Formalmente la investigación continuaba, pero todos comprendían que era casi imposible encontrar a quienes estaban detrás. El territorio de Blackbear Creek se extendía a lo largo de decenas de kilómetros e incluso la tecnología moderna no podía peinar completamente este laberinto de desfiladeros y arroyos de montaña.
La gente que vivía allí, si es que existía, conocía cada barranco, cada sendero. Podían ver a los investigadores sin ser vistos ellos mismos. Se dejaron varias cámaras de vigilancia en el lugar de la cueva, pero al cabo de unos días, una a una, dejaron de transmitir. Cuando los guardas regresaron, el equipo estaba dañado, como si lo hubieran destrozado a pedradas.
No se encontraron rastros de forasteros. El caso de Lucas Warren seguía oficialmente abierto, aunque los informes de la investigación ya no tenían perspectivas. El sherifff dijo en su comentario final, “No hemos encontrado a los asesinos, pero sí una historia más antigua que todos nuestros mapas. Anna Warren esperó a que terminara la investigación.

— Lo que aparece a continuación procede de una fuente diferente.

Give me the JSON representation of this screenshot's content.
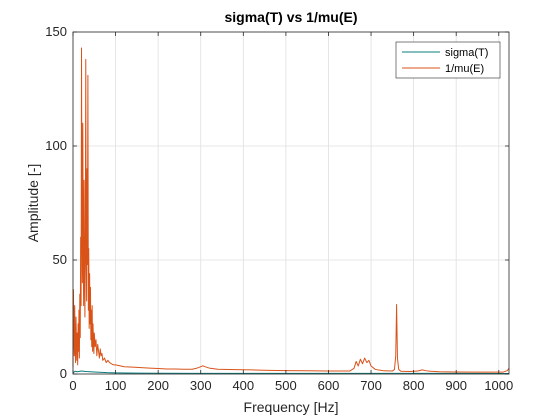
{
  "chart_data": {
    "type": "line",
    "title": "sigma(T) vs 1/mu(E)",
    "xlabel": "Frequency [Hz]",
    "ylabel": "Amplitude [-]",
    "xlim": [
      0,
      1024
    ],
    "ylim": [
      0,
      150
    ],
    "xticks": [
      0,
      100,
      200,
      300,
      400,
      500,
      600,
      700,
      800,
      900,
      1000
    ],
    "yticks": [
      0,
      50,
      100,
      150
    ],
    "grid": true,
    "legend_position": "top-right",
    "series": [
      {
        "name": "sigma(T)",
        "color": "#0b7c7c",
        "x": [
          0,
          2,
          5,
          10,
          20,
          30,
          50,
          80,
          100,
          150,
          200,
          300,
          400,
          500,
          600,
          700,
          800,
          900,
          1000,
          1024
        ],
        "y": [
          0.5,
          0.8,
          1.2,
          1.0,
          1.3,
          1.1,
          0.9,
          0.6,
          0.5,
          0.4,
          0.35,
          0.3,
          0.3,
          0.25,
          0.25,
          0.3,
          0.25,
          0.25,
          0.2,
          0.2
        ]
      },
      {
        "name": "1/mu(E)",
        "color": "#d95319",
        "x": [
          0,
          1,
          2,
          3,
          4,
          5,
          6,
          7,
          8,
          9,
          10,
          11,
          12,
          13,
          14,
          15,
          16,
          17,
          18,
          19,
          20,
          21,
          22,
          23,
          24,
          25,
          26,
          27,
          28,
          29,
          30,
          31,
          32,
          33,
          34,
          35,
          36,
          37,
          38,
          39,
          40,
          41,
          42,
          43,
          44,
          45,
          46,
          47,
          48,
          49,
          50,
          52,
          54,
          56,
          58,
          60,
          62,
          64,
          66,
          68,
          70,
          74,
          78,
          82,
          86,
          90,
          95,
          100,
          110,
          120,
          140,
          160,
          180,
          200,
          220,
          240,
          260,
          280,
          290,
          300,
          305,
          310,
          320,
          340,
          380,
          420,
          460,
          500,
          550,
          600,
          650,
          660,
          665,
          670,
          675,
          680,
          685,
          690,
          695,
          700,
          710,
          730,
          750,
          755,
          758,
          760,
          762,
          765,
          770,
          790,
          810,
          820,
          830,
          840,
          860,
          900,
          950,
          1000,
          1010,
          1020,
          1024
        ],
        "y": [
          3,
          37,
          20,
          8,
          30,
          12,
          5,
          25,
          15,
          6,
          18,
          4,
          22,
          10,
          28,
          7,
          35,
          16,
          60,
          30,
          143,
          70,
          40,
          110,
          55,
          30,
          85,
          45,
          25,
          60,
          138,
          50,
          32,
          90,
          48,
          131,
          28,
          55,
          20,
          44,
          22,
          38,
          15,
          28,
          12,
          30,
          10,
          22,
          14,
          9,
          18,
          12,
          15,
          8,
          13,
          10,
          7,
          11,
          8,
          9,
          6,
          7,
          5,
          6,
          5,
          4.5,
          4,
          4,
          3.6,
          3.2,
          3,
          2.8,
          2.6,
          2.4,
          2.2,
          2.2,
          2.1,
          2.1,
          2.5,
          3.2,
          3.6,
          3.2,
          2.6,
          2.1,
          1.9,
          1.8,
          1.6,
          1.5,
          1.4,
          1.3,
          1.3,
          2.5,
          5.5,
          3.5,
          6.5,
          4.5,
          7,
          5,
          6,
          3.5,
          2,
          1.4,
          1.3,
          2,
          8,
          30.5,
          7,
          2,
          1.2,
          1.1,
          1.3,
          1.8,
          1.4,
          1.2,
          1,
          0.9,
          0.8,
          0.8,
          0.8,
          1.5,
          2.5
        ]
      }
    ]
  }
}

Se llevó el cráneo del hombre que llevaba tantos años esperando su entierro. A mediados de octubre organizó una pequeña ceremonia en el cementerio de Boulder. Solo estaban presentes unos pocos amigos íntimos y dos antiguos guardabosques que habían colaborado en la búsqueda. Ana no dijo ni una palabra durante la ceremonia.
Permaneció junto a la tumba sosteniendo una réplica de la misma figura de pájaro de madera. Tras el entierro, la dejó sobre la lápida como recuerdo, pero también como advertencia. Desde entonces no ha vuelto a Blackber Creek, pero a veces cuando se despertaba en mitad de la noche recordaba un sonido, un crujido suave como de alas que había oído en las montañas cuando buscaba a Lucas.

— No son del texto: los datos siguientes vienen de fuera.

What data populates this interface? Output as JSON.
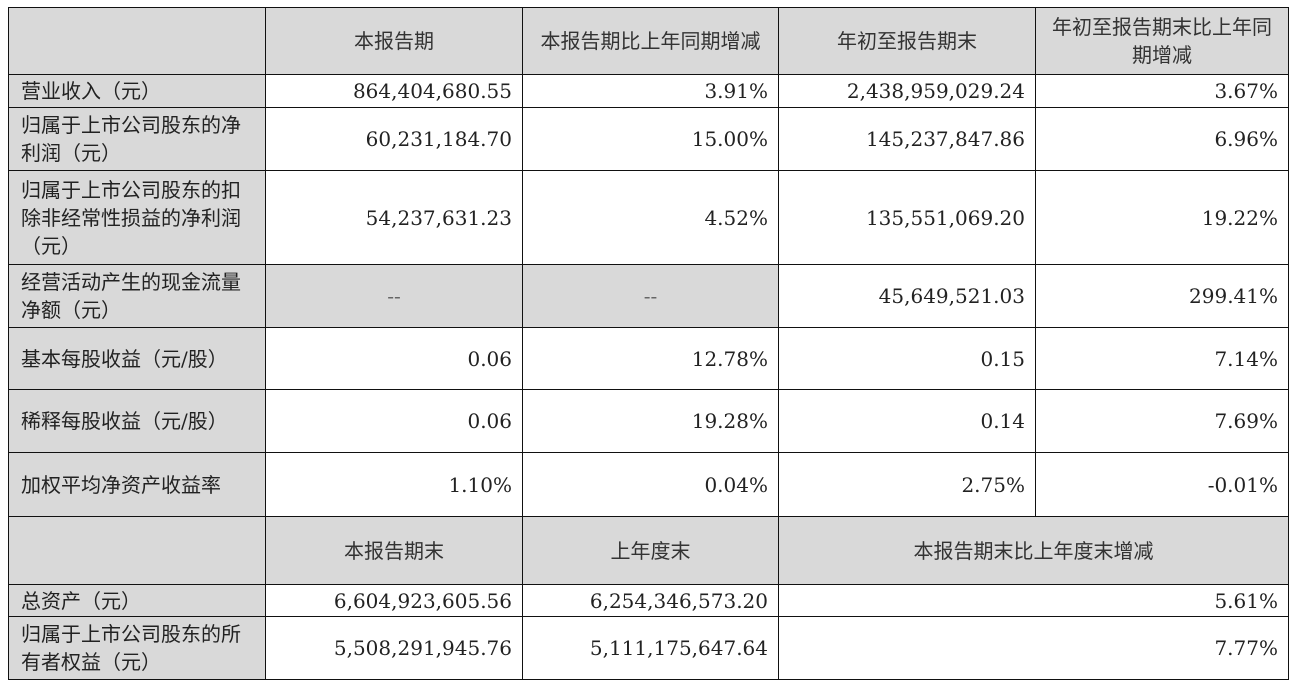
{
  "header": {
    "blank": "",
    "col1": "本报告期",
    "col2": "本报告期比上年同期增减",
    "col3": "年初至报告期末",
    "col4": "年初至报告期末比上年同期增减"
  },
  "rows": [
    {
      "label": "营业收入（元）",
      "v1": "864,404,680.55",
      "v2": "3.91%",
      "v3": "2,438,959,029.24",
      "v4": "3.67%"
    },
    {
      "label": "归属于上市公司股东的净利润（元）",
      "v1": "60,231,184.70",
      "v2": "15.00%",
      "v3": "145,237,847.86",
      "v4": "6.96%"
    },
    {
      "label": "归属于上市公司股东的扣除非经常性损益的净利润（元）",
      "v1": "54,237,631.23",
      "v2": "4.52%",
      "v3": "135,551,069.20",
      "v4": "19.22%"
    },
    {
      "label": "经营活动产生的现金流量净额（元）",
      "v1": "--",
      "v2": "--",
      "v3": "45,649,521.03",
      "v4": "299.41%"
    },
    {
      "label": "基本每股收益（元/股）",
      "v1": "0.06",
      "v2": "12.78%",
      "v3": "0.15",
      "v4": "7.14%"
    },
    {
      "label": "稀释每股收益（元/股）",
      "v1": "0.06",
      "v2": "19.28%",
      "v3": "0.14",
      "v4": "7.69%"
    },
    {
      "label": "加权平均净资产收益率",
      "v1": "1.10%",
      "v2": "0.04%",
      "v3": "2.75%",
      "v4": "-0.01%"
    }
  ],
  "header2": {
    "col1": "本报告期末",
    "col2": "上年度末",
    "col3": "本报告期末比上年度末增减"
  },
  "rows2": [
    {
      "label": "总资产（元）",
      "v1": "6,604,923,605.56",
      "v2": "6,254,346,573.20",
      "v3": "5.61%"
    },
    {
      "label": "归属于上市公司股东的所有者权益（元）",
      "v1": "5,508,291,945.76",
      "v2": "5,111,175,647.64",
      "v3": "7.77%"
    }
  ],
  "colors": {
    "header_bg": "#d9d9d9",
    "border": "#111111"
  }
}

Ahora ese sonido no le parecía una coincidencia. Con el tiempo, la policía recibió varias denuncias anónimas, más de extraños destellos de luz en la zona del pantano y de cantos procedentes del bosque por la noche. Todas las visitas fueron infructuosas. Cada vez que llegaban los investigadores, la niebla era tan espesa que ni siquiera una linterna podía penetrarla más de unos metros.
Ana intentó seguir adelante con su vida, pero la sensación de presencia no la abandonaba. escribió en su diario, “El horror no es que esté muerto, el horror es que el bosque lo recuerde.” Le parecía que en cuanto abría la ventana, en una noche tranquila, un viento frío y familiar soplaba desde algún lugar de las montañas, trayendo consigo el mismo zumbido, profundo y uniforme, como el aliento de la vieja tierra.

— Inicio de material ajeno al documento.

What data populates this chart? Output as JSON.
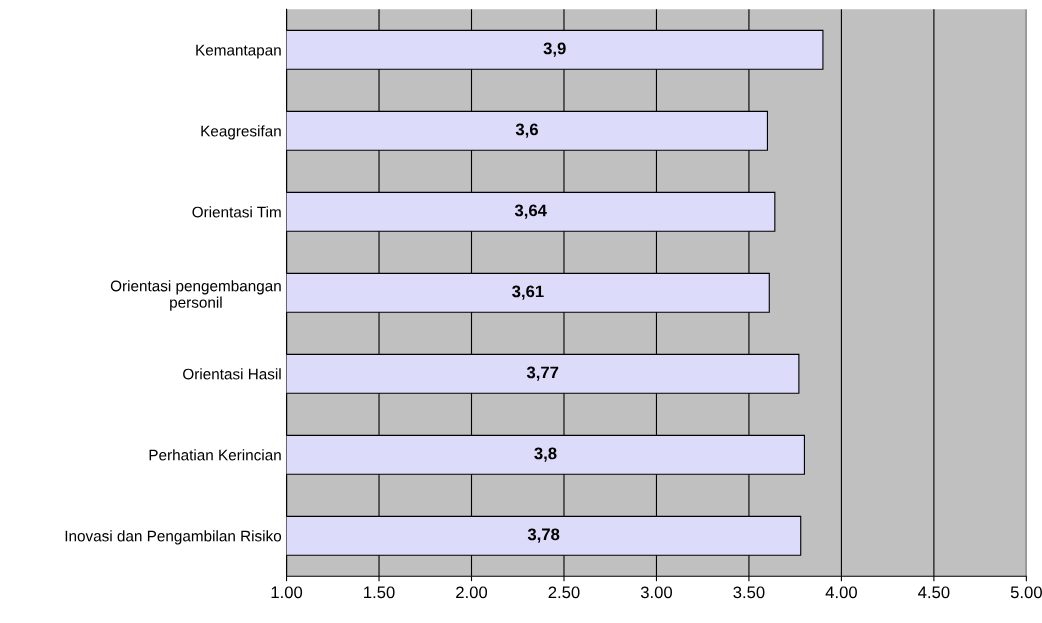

Las montañas rocosas volvían a sumirse en un silencio otoñal. La niebla descendía de las cumbres y bajaba a los valles, cubriendo los cañones con un manto silencioso. Y en algún lugar ahí fuera, entre los árboles desfigurados y la hierba podrida, algo seguía viviendo, algo que es más viejo que las personas y que recuerda cada sacrificio realizado.
Anna Warren enterró a su marido, pero no pudo enterrar su miedo porque la sombra sobre Blackber Creek no se disipó. simplemente se retiró más profundamente en la niebla y esperó.